Précisons donc quels éléments du contenu textuel sont médiateurs, en opérant ainsi la transmutation du réalisme empirique en réalisme transcendant. De façon assez sommaire, F. Rastier dans Arts et sciences du texte (PUF, 2001 : 301) définit les deux réalismes respectivement comme " dispositif mimétique instituant une impression référentielle de monde factuel ", pour l’empirique, et " dispositif mimétique instituant une impression référentielle de monde contrefactuel ", pour le transcendant (cf. son article " Réalisme sémantique et réalisme esthétique ", TLE, 1992, pour une portée littéraire et linguistique plus développée de la dichotomie).

Premier signe, au niveau de la composante tactique : la thématique évolue du paysage extérieur et sensoriel (premier quatrain) au paysage intérieur et sentimental (second quatrain), bien que la présence de celui-ci soit mise en relief dès le vers trois, le niveau extéroceptif de la Sensation se trouvant ainsi déterminé par celui, intéroceptif, du Rêve. Cette attitude contemplative, couplée à l’amour, que réitère implicitement le dernier mot du poème, confirme que la conjonction avec les éléments naturels cède la place à la conjonction humaine. Mais en réalité surhumaine, comme l’indiquent l’infini dans son " mouvement ascensionnel " dans l’âme, " anabase spirituelle " sur laquelle insiste Marty (2002 : 60, 64), ainsi que la majuscule déifiante de Nature, laquelle in fine " se substitue à la femme dénombrable " ainsi " exclue " selon Marty, au moment même où elle est nommée – d’ailleurs avec un effet de surprise puisqu’elle rompt avec l’ingénuité enfantine. Il n’est pas faux de voir dans pareille allégorie de la nature, à effet sacralisateur, " un stéréotype " au même titre que " ces bohémiens, figure dix-neuviémiste de l’anti-monde " (2002 : 63-64). Cf. ces vers de Baudelaire à propos des Bohémiens en voyage : " La tribu prophétique aux prunelles ardentes [...] Cybèle, qui les aime, augmente ses verdures, Fait couler le rocher et fleurir le désert Devant ces voyageurs, pour lesquels est ouvert L'empire familier des ténèbres futures. " Ce topos des bohémiens tournés vers l’avenir motive rétroactivement dans notre poème l’emploi du futur. Une telle cohésion sémantique entre contenu de lexème (substantif) et de grammème (temps de l’indicatif) renforce le thème en question de l’unité. Le rapprochement intertextuel se justifie en outre par le fait que les deux seules occurrences de Cybèle chez Rimbaud se trouvent dans Soleil et chair, poème joint à Sensation dans l’envoi à Banville.

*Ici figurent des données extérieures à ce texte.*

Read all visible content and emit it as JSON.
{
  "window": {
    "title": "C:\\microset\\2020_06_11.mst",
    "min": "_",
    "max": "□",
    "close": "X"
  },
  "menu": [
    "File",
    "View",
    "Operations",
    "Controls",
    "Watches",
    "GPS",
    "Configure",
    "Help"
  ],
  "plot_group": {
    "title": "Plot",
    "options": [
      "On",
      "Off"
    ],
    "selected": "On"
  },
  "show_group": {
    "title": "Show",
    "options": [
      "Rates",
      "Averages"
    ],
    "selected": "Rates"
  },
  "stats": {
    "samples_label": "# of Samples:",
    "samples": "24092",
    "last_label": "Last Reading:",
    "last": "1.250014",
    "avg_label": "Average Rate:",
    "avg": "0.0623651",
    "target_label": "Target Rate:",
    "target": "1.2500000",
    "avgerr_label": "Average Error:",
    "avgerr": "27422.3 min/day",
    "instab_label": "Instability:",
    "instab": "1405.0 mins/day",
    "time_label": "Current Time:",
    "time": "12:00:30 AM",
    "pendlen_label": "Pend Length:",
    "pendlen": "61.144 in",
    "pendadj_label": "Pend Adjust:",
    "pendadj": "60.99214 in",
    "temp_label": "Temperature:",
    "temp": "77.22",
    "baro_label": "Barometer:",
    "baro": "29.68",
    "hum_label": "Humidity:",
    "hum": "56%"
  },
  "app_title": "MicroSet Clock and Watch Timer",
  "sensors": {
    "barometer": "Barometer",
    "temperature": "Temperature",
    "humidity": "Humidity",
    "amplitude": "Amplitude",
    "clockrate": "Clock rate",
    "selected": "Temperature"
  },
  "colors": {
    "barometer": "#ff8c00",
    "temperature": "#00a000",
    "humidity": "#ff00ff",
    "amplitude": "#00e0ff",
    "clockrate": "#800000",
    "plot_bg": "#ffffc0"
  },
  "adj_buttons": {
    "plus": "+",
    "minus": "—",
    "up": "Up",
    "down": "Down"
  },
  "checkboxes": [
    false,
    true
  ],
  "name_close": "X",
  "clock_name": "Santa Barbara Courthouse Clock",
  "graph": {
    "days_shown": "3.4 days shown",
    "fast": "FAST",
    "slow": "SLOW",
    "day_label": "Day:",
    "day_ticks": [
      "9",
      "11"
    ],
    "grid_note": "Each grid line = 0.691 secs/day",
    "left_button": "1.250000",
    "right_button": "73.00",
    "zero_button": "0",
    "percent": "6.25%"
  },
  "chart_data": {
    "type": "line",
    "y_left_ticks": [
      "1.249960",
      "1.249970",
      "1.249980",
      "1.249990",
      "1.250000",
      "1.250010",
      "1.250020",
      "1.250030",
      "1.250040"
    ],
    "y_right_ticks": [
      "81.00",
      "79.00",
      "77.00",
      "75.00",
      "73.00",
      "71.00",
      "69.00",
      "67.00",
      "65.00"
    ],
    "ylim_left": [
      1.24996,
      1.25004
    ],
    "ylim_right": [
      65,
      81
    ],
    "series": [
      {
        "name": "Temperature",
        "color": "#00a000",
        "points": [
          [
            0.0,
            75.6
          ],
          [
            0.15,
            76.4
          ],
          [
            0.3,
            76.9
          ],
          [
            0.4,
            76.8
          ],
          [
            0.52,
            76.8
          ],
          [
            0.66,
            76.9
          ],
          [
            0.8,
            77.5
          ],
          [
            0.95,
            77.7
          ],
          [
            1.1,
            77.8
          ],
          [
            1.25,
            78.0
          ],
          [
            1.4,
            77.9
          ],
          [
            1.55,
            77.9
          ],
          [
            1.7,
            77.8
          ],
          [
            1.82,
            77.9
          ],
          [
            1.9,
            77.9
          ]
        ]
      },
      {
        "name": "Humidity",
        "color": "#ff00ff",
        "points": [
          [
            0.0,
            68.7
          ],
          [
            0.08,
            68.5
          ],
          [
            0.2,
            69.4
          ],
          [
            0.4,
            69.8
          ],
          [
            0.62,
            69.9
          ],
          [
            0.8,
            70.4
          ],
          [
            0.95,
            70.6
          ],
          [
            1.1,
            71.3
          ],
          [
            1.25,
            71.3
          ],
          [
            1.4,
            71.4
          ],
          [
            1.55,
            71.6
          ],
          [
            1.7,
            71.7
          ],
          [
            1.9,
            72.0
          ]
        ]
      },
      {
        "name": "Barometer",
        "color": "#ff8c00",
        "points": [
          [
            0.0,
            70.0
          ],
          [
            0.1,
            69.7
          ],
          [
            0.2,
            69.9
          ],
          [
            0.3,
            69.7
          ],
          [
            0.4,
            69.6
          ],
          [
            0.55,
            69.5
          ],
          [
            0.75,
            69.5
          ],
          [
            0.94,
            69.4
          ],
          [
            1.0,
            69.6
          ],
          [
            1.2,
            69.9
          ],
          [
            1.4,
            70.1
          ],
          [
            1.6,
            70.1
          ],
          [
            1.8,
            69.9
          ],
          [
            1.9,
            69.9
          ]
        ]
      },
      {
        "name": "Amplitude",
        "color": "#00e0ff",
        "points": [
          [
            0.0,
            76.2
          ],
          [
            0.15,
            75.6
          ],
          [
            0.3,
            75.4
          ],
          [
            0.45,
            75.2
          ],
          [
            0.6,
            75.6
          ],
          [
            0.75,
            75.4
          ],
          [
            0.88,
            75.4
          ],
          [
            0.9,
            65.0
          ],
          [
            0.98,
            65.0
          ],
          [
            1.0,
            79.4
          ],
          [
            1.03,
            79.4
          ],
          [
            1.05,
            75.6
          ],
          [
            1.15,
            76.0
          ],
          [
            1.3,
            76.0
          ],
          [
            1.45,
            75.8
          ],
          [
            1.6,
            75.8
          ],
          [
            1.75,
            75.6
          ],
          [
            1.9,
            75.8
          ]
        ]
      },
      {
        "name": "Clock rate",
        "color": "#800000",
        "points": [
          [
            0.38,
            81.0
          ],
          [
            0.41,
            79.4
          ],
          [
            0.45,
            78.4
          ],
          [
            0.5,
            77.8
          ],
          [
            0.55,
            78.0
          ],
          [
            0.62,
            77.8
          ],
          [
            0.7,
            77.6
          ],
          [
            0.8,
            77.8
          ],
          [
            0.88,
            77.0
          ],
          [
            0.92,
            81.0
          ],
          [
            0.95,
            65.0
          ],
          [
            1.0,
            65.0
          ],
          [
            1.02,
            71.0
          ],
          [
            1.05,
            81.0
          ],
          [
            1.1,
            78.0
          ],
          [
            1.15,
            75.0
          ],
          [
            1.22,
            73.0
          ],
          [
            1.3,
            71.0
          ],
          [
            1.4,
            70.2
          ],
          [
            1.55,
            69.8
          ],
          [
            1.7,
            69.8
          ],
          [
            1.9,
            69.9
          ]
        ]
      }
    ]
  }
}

Remarque. L’intertextualité ne se limite pas à Baudelaire, et requiert les Contemplations : Marty cite le très célèbre " Demain, dès l’aube… ", mais " dont les derniers vers sentimentaux donnent au futur la tonalité d’un simple pèlerinage " (2002 : 67) ; Rastier (comm. personnelle) y rajoute le poème suivant, frappé du même sceau de la simplicité apparente et de l’absence d’allusions mythologiques :

Le poëte s'en va dans les champs ; il admire,
Il adore, il écoute en lui-même une lyre ;
Et, le voyant venir, les fleurs, toutes les fleurs,
Celles qui des rubis font pâlir les couleurs,
Celles qui des paons même éclipseraient les queues,
Les petites fleurs d'or, les petites fleurs bleues,
Prennent, pour l'accueillir agitant leurs bouquets,
De petits airs penchés ou de grands airs coquets,
Et, familièrement, car cela sied aux belles :
- Tiens ! c'est notre amoureux qui passe ! – disent-elles.
Et, pleins de jour et d'ombre et de confuses voix,
Les grands arbres profonds qui vivent dans les bois,
Tous ces vieillards, les ifs, les tilleuls, les érables,
Les saules tout ridés, les chênes vénérables,
L'orme au branchage noir, de mousse appesanti,
Comme les ulémas quand paraît le muphti,
Lui font de grands saluts et courbent jusqu'à terre
Leurs têtes de feuillée et leurs barbes de lierre,
Contemplent de son front la sereine lueur,
Et murmurent tout bas : C'est lui ! c'est le rêveur !
(Les Roches, juin 1831.)

Deuxième indice, la structuration de l’espace, dont le sujet, par son corps et son âme, est indissociable. L’isotopie sacralisante /verticalité/ régit le regard du peintre : en effet il descend des " soirs bleus " aux " sentiers " jusqu’au sol (" les blés ", dénués de toute connotation sexuelle, à la différence de ces vers des Premières communions : " Dans la campagne en rut qui frémit solennelle Portant près des blés lourds, dans les sentiers ocreux ") et ses détails infimes (" l’herbe menue " : antithèse /petitesse/ vs /immensité/). Ainsi organisés, ces effets de réel empirique sont d’autant plus frappants que leur simplicité les indexe à l’isotopie mésogénérique /promenade nocturne/ d’où se dégage une impression référentielle univoque, grâce à une syntaxe limpide – contrairement à d’autres poèmes de Rimbaud. Puis des pieds, dont l’action de " fouler " requiert une nouvelle antithèse /domination/ vs /passivité/ (de " je laisserai, sentirai "), on passe à la tête, mouvement de nouveau ascendant qui reconduit à la voûte céleste, elle aussi " picotée " d’étoiles – hypallage requise par cette réécriture symbolique. Cf. ailleurs " on aperçoit un tout petit chiffon D'azur sombre Piqué d'une mauvaise étoile " (depuis Hugo : " Le ciel, piqué de trous lumineux comme un crible "). Sur l’hypallage chez Rimbaud, cf. le dernier vers de Ma Bohème : " De mes souliers blessés, un pied près de mon cœur ! " reposant sur le cliché cœur blessé (analysé par Rastier, Sémantique interprétative, PUF, 1996: 138). Ce poème d’avant 1870, au-delà de la parodie des clichés romantiques et idéalistes que l’on y décèle : " Mon paletot aussi devenait idéal ; J'allais sous le ciel, Muse! et j'étais ton féal ; Oh! là! là! que d'amours splendides j'ai rêvées! " présente bien des similitudes thématiques, et j’allais transpose j’irai comme " Ces bons soirs de septembre où je sentais des gouttes De rosée à mon front " est une réécriture de la fraîcheur qui baigne les soirs d’été. Mais les points d’exclamation s’absentent de Sensation, comme l’ironie qui les accompagne.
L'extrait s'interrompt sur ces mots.